Human Cell volume 34, pages219–228(2021)

ABSTRACT：Currently, multiple myeloma (MM) is still an incurable disease. Deciphering its pathogenesis will bring new targets for clinical diagnosis and treatment. In the present study, we identified a MM-associated circular RNA (circRNA), circ-MYBL2, which was dramatically decreased in MM tissue and serum samples in comparison to normal samples. Low circ-MYBL2 level was closely correlated with high clinical stage and unfavorable outcome, and serum circ-MYBL2 had excellent accuracy in diagnosing MM. Exogenous circ-MYBL2 expression notably repressed MM cell viability, DNA synthesis and cell cycle progression. Further exploration revealed that circ-MYBL2 exerted the tumor-inhibiting effect by affecting the phosphorylation level of its linear isoform, in which circ-MYBL2 facilitated the binding of Cyclin F to MYBL2, dampening MYBL2 phosphorylation and activation, thereby inhibiting the transcription of a number of well-known proliferation-related oncogenes. Importantly, overexpression of circ-MYBL2 significantly reduced the tumor size of subcutaneous xenografts in nude mice. Taken together, our data unveil a regulatory mechanism linking circ-MYBL2 and its host gene mediated by Cyclin F, providing a potential diagnostic, prognostic and therapeutic target for MM patients.

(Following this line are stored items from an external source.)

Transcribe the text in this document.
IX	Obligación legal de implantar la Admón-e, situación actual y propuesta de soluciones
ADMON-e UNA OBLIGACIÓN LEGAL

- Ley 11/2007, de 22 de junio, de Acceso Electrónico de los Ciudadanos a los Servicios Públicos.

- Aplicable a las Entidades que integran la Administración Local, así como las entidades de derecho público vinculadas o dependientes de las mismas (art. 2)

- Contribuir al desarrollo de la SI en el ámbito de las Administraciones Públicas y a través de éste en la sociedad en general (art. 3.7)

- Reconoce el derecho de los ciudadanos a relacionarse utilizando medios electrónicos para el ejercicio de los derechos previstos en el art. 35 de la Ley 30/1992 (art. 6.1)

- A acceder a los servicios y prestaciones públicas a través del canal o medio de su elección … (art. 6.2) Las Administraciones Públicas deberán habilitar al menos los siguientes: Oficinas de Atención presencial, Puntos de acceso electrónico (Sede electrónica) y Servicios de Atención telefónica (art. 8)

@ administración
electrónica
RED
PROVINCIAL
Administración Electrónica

当前，多发性骨髓瘤（MM）仍是不治之症。破译其发病机理将为临床诊断和治疗带来新的靶点。在本研究中，我们确定了与MM相关的环状RNA（circRNA），circ-MYBL2，与正常样品相比，其在MM组织和血清样品中显着减少。 circ-MYBL2水平低与临床分期高，预后不良有关，血清circ-MYBL2在MM诊断中具有极好的准确性。外源性circ-MYBL2表达显着抑制了MM细胞的活力，DNA合成和细胞周期进程。进一步的研究表明，circ-MYBL2通过影响其线性同工型的磷酸化水平来发挥抑瘤作用，其中circ-MYBL2促进Cyclin F与MYBL2的结合，抑制MYBL2的磷酸化和活化，从而抑制了许多转录。增殖相关癌基因的鉴定重要的是，circ-MYBL2的过表达显着降低了裸鼠皮下异种移植物的肿瘤大小。综上所述，我们的数据揭示了一种连接circ-MYBL2及其细胞周期蛋白F介导的宿主基因的调控机制，为MM患者提供了潜在的诊断，预后和治疗靶标。